Book-be-gone

By Garrison Frost

About a million years ago, I penned a column for an undisclosed publication about my tendency to accumulate books. In that column, I made something of a declaration that no matter how unwieldy my collection might become, I would never part with my books because they were part of my identity.

Well that turned out to be a bunch of crap.

Not too long ago, after a couple of moves from once residence to another informed me that the effort involved in moving, storing, maintaining and organizing books was way, way not commensurate to the amount of actual utility this mountain of mostly-read tomes provided me. At first, parting with the books was hard. But it got easier as my determination grew. In the end, as I began enjoying the extra space in my life, it was downright easy.

Like any good life-cleansing activity, getting rid of the books was a process that came in stages. It was at this point that I made a wise decision to start with something easy, and this was to only get rid of books that were duplicates of others in my collection, or were books that I just simply never liked. I was shocked at how many books this simple categorization accounted for. Out went my third and fourth copies of "The Hobbit." Good-bye duplicate copies of "The Maltese Falcon" and "Lonesome Dove." Also to Goodwill went the dreary "The Butterfly Diaries," "Of Human Bondage" and "Frankenstein" and others to fill perhaps two giant boxes.

It was during this stage that the hostility first developed. How could these books have managed to stay with me all these years? Why did I feel obligated to hang on to this useless stuff? How much sweat and expense had I expended on these? The anger welling up in me carried me onto further stages of elimination.

The stage in weeding out the books was to get rid of any book that I frankly didn't see myself ever reading again. This is a vague category, involving degrees of chance, so I started with books that there was no chance at all of my reading again. This was a shockingly large number of books, perhaps 300 or more. Each time I went through the shelves and picked out titles that I had read, but might not read again.

The next stage was books I hadn't yet read but couldn't imagine ever doing so. Out "The Tin Drum" and "The Last Temptation of Christ," and that shitty translation of "War and Peace" that I regretted buying the second I discovered that it was abridged. Many, many books were ushered out the door this way. As a former Friends of the Library patron, I had collected all kinds of books on whims that I thought I might someday read. Some of these books stared at me accusingly for years, and I occasionally picked one of these up. But the vast majority did nothing to arouse my reader guilt. I was simply never going to read them and it was only my collector's vanity that kept them in my possession.

It was at this point that it became important to consider my means of disposal. Although I had long ago eliminated the option of throwing books away, I had yet to really consider what that decision meant. By opting to sell some books and donate the rest to Goodwill or the Friends of the Library, I had already decided that my books would have live to be read by others. And so as I began to consider getting rid of books that I had read and enjoyed, this thought would comfort me. I wasn't just getting rid of old books, I was sharing.

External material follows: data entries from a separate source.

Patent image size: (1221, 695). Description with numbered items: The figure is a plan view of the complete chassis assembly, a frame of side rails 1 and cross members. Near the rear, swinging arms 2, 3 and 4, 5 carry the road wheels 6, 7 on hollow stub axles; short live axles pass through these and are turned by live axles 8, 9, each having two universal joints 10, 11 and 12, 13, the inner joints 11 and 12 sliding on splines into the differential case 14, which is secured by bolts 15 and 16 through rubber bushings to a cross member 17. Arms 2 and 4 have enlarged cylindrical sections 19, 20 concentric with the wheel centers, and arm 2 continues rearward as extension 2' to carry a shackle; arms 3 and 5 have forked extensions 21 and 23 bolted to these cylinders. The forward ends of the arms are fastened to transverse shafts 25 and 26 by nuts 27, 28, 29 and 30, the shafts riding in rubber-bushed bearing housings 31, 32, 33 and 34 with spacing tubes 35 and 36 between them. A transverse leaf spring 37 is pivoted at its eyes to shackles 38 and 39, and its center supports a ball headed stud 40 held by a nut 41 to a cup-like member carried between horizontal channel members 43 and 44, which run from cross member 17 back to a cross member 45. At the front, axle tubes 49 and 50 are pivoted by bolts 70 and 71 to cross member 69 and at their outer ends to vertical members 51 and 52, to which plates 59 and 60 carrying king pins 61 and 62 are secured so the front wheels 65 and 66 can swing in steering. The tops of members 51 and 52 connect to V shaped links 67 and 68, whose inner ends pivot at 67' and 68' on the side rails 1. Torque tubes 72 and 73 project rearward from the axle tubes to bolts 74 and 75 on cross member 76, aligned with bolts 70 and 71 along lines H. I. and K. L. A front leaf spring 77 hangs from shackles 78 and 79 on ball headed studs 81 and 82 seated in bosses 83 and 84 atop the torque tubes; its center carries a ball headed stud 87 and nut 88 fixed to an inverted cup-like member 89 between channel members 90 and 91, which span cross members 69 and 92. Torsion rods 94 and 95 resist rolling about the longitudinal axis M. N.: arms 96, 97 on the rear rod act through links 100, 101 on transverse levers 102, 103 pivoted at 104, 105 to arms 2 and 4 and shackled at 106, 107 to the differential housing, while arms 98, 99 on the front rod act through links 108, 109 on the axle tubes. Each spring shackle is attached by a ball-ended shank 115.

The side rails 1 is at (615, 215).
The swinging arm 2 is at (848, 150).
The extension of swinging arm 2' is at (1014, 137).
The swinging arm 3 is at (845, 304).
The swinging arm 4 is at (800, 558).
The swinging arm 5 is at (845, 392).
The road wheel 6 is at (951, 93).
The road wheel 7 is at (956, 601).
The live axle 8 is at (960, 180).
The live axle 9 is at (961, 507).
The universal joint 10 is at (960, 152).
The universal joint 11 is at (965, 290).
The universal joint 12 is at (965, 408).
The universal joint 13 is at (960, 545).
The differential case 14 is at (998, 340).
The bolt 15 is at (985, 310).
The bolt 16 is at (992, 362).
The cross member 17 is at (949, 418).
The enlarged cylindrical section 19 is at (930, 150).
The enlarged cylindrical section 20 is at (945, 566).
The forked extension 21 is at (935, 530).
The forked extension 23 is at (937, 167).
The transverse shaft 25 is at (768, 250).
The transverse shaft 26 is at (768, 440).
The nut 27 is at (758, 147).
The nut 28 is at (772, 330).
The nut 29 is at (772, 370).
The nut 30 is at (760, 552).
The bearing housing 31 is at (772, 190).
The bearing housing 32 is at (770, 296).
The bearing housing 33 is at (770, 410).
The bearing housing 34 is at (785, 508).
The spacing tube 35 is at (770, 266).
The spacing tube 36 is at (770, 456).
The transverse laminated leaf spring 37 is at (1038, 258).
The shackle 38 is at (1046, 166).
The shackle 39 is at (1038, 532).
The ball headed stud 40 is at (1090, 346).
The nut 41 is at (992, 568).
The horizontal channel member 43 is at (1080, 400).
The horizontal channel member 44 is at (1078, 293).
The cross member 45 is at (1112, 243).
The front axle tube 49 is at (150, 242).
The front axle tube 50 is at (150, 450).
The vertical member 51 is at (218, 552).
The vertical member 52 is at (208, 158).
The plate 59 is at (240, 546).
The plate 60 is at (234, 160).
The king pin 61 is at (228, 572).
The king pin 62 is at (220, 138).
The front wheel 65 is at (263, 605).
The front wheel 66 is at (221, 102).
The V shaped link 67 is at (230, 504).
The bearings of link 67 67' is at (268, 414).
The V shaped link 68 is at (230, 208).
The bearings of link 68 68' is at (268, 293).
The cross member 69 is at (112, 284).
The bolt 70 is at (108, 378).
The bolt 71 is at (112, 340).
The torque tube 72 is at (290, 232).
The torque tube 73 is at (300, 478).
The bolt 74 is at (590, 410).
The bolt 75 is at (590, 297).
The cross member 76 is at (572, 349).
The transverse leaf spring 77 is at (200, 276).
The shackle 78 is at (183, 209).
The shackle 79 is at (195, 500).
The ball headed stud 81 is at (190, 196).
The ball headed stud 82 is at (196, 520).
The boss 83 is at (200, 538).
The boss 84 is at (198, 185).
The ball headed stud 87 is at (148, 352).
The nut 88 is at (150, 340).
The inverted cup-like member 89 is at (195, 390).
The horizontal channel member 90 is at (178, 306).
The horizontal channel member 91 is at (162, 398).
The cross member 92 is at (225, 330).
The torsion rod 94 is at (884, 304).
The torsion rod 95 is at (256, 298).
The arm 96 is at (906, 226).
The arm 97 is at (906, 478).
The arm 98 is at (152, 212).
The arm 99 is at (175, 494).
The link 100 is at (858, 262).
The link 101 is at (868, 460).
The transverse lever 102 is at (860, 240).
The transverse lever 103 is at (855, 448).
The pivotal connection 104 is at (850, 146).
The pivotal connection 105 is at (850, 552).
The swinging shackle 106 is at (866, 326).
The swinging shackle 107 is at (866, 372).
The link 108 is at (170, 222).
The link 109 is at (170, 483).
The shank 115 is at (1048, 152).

And so I dug into the meat of my collection, now considering which books I really needed to keep. Again I considered whether or not I would read certain books – it was interesting how many of these books had slipped through the earlier rounds. Moreover, I had to now consider which books needed to stay with me. This was different from deciding which should go. Now I was deciding which should stay – every book was out the door unless I could think of a compelling reason to keep it. Hundreds of more books went into boxes, some of them damn good books. But I had to ask myself why I was keeping them. Sure, I might have read "The Treasure of the Sierra Madre" again, but that wasn't a particularly compelling reason to keep it with a library just a mile away.

And so the books went out the door until I reached my present status of having no fewer than 50 books remaining from a collection that probably once numbered more than 1,000. I don't regret any of it. The expanded living space and the reduced burden of things on my psyche were well worth the trauma of letting some of these old friends go. Believe me, when space is tight, it's damn nice to put an empty bookcase on the street.